O kolekcjonowaniu słów kilka
Temat tego artykułu chodził mi po głowie od dłuższego czasu. Chciałbym poruszyć kwestię bardzo bliską mojemu serduszku (dwóm sercom?) – szeroko pojęte kolekcjonowanie. Dlaczego kolekcjonujemy? Na czym warto się skupić, kiedy startujemy z naszą kolekcją? Gdzie warto zaglądać, jeśli chcemy rozwijać naszą kolekcję? Muszę zaznaczyć, że poniższy tekst nie należy do najkrótszych. Radziłbym więc zlecić domowemu Dalekowi przygotowanie talerza ciastek i (obowiązkowo!) herbatki. Mam jednak nadzieję, że każdy fan Doctor Who znajdzie tu coś dla siebie.
Dlaczego kolekcjonujemy?
Pierwszy punkt i od razy zaczynamy od pytania, na które… nie potrafię odpowiedzieć. Oczywiście możemy wymienić masę powodów, a każdy z nich może być jedynym właściwym. W mojej opinii każdy ma własne powody zbieractwa. Dla niektórych będzie to zwykła chęć posiadania jakiejś rzeczy związanej z ukochanym dziełem kultury, a dla innych odskocznia od szarej rzeczywistości. Najpierw trzeba być przede wszystkim zainteresowanym daną tematyką.

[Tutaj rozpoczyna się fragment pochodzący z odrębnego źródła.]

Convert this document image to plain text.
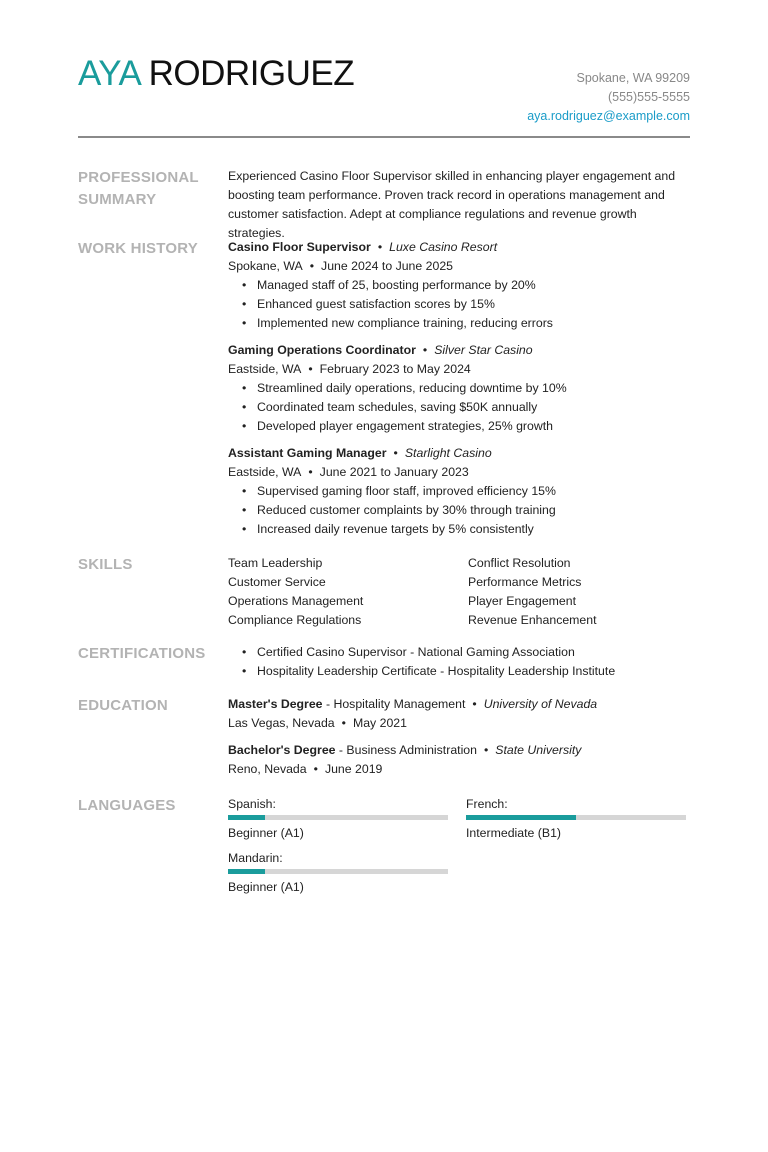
AYA RODRIGUEZ	Spokane, WA 99209
(555)555-5555
aya.rodriguez@example.com
PROFESSIONAL SUMMARY

Experienced Casino Floor Supervisor skilled in enhancing player engagement and boosting team performance. Proven track record in operations management and customer satisfaction. Adept at compliance regulations and revenue growth strategies.

WORK HISTORY	Casino Floor Supervisor • Luxe Casino Resort
Spokane, WA • June 2024 to June 2025
• Managed staff of 25, boosting performance by 20%
• Enhanced guest satisfaction scores by 15%
• Implemented new compliance training, reducing errors
Gaming Operations Coordinator • Silver Star Casino
Eastside, WA • February 2023 to May 2024
• Streamlined daily operations, reducing downtime by 10%
• Coordinated team schedules, saving $50K annually
• Developed player engagement strategies, 25% growth
Assistant Gaming Manager • Starlight Casino
Eastside, WA • June 2021 to January 2023
• Supervised gaming floor staff, improved efficiency 15%
• Reduced customer complaints by 30% through training
• Increased daily revenue targets by 5% consistently
SKILLS	Team Leadership	Conflict Resolution
Customer Service	Performance Metrics
Operations Management	Player Engagement
Compliance Regulations	Revenue Enhancement
CERTIFICATIONS
•	Certified Casino Supervisor - National Gaming Association
• Hospitality Leadership Certificate - Hospitality Leadership Institute
EDUCATION	Master's Degree - Hospitality Management • University of Nevada
Las Vegas, Nevada • May 2021
Bachelor's Degree - Business Administration • State University
Reno, Nevada • June 2019
LANGUAGES	Spanish:
Beginner (A1)
French:
Intermediate (B1)
Mandarin:
Beginner (A1)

Na zagadnienie możemy spojrzeć również ze strony psychologicznej – tutaj dopiero znajdziemy ciekawe tematy do rozważań! Przecież miłość do zbierania przedmiotów przychodzi nam naturalnie. Kochamy posiadać rzeczy, które najzwyczajniej wywołują u nas radość. Dla jednych może być to sposób na poradzenie sobie z niedoborami emocjonalnymi, a dla drugich okazja, aby zapamiętać czy ożywić przeszłość.
Chęć kolekcjonowania fantastycznie wyjaśniają też słowa Bruce’a Hooda, psychologa z Uniwersytetu w Bristolu:
Posiadane dobra są przedłużeniem nas samych. Upiększamy się zbytecznymi przedmiotami. Chowamy naszych zmarłych razem z symbolicznymi dobrami. Poprzez posiadane dobra sygnalizujemy nasz status i naszą tożsamość.
Poprzez posiadane gadżety definiujemy nas samych, naszą osobowość…
Warto zaznaczyć, że dla całej masy kolekcjonerów to etap poszukiwania wywołuje największe emocje. Przyjemność, która wynika ze znalezienia i zakupu danego egzemplarza, często przewyższa tę z jego posiadania. Wiele osób czuje się dzięki nim spełnione. Wyobrażamy sobie kolekcjonera, który zaczyna płakać ze szczęścia, kiedy wreszcie udaje mu się skompletować zbiór (z drugiej strony powinniśmy się zastanowić, czy w ogóle da się to zrobić? Czy całe piękno nie polega na tym, że ciągle możemy kupować coraz to nowsze drobiazgi?).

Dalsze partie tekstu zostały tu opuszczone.